Secure Multi-party Threshold ECDSA from ECDSA Assumptions

 title = {Secure Multi-party Threshold ECDSA from ECDSA Assumptions},
 author = {Jack Doerner and Yashvanth Kondi and Eysa Lee and abhi shelat},
 booktitle = {To appear Oakland S&P'2018},
 year = {2018},

The Elliptic Curve Digital Signature Algorithm (ECDSA) is one of the most widely used schemes in deployed cryptography. Through its applications in code and binary authentication, web security, and cryptocurrency, it is likely one of the few cryptographic algorithms encountered on a daily basis by the average person. However, its design is such that executing multi-party or threshold signatures in a secure manner is challenging: unlike other, less widespread signature schemes, secure multi-party ECDSA requires custom protocols, which has heretofore implied reliance upon additional cryptographic assumptions such as the Paillier encryption scheme.

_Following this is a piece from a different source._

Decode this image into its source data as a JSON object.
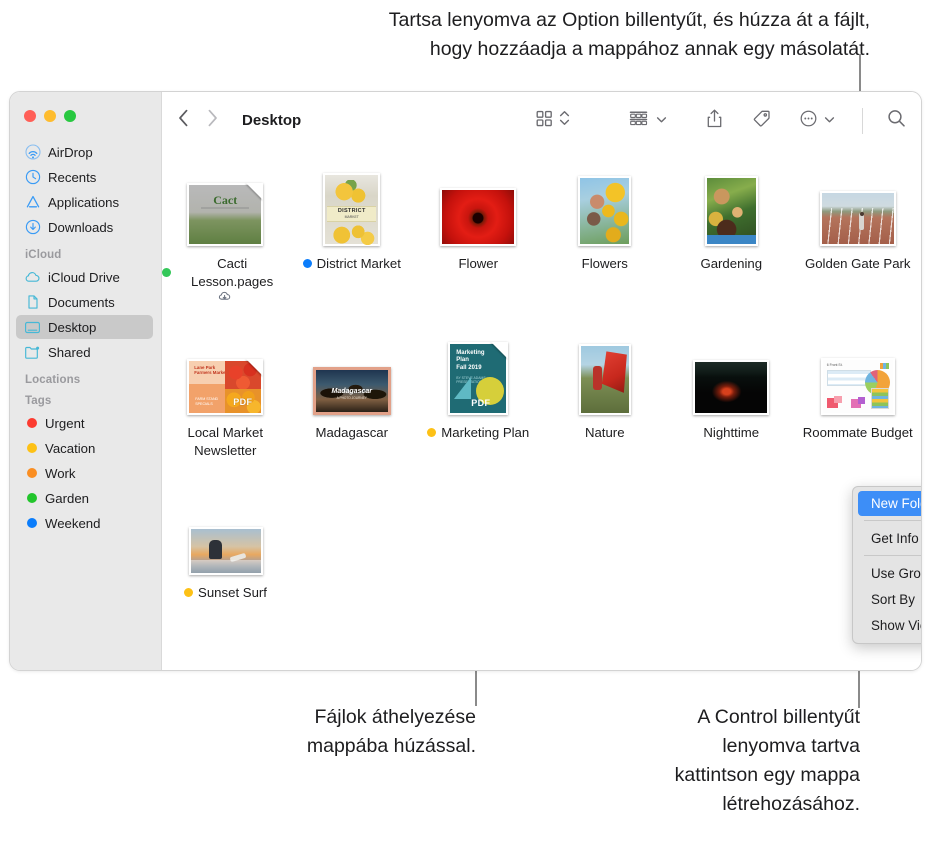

We propose new multi-party threshold ECDSA key-generation and signing protocols, which we prove secure against malicious adversaries in the observable, non-programmable random oracle model using only the Computational Diffie-Hellman Assumption and the assumptions already required by ECDSA. Our scheme incurs a number of rounds logarithmic in the number of parties, and only two rounds in the two-party case. Via implementation we find that our scheme outperforms the best prior results in practice by a factor of roughly 100 for key generation and more than 20 for signing, coming to within a factor of 10 of local signatures. Concetely, two parties can jointly sign a message in 1.77 milliseconds.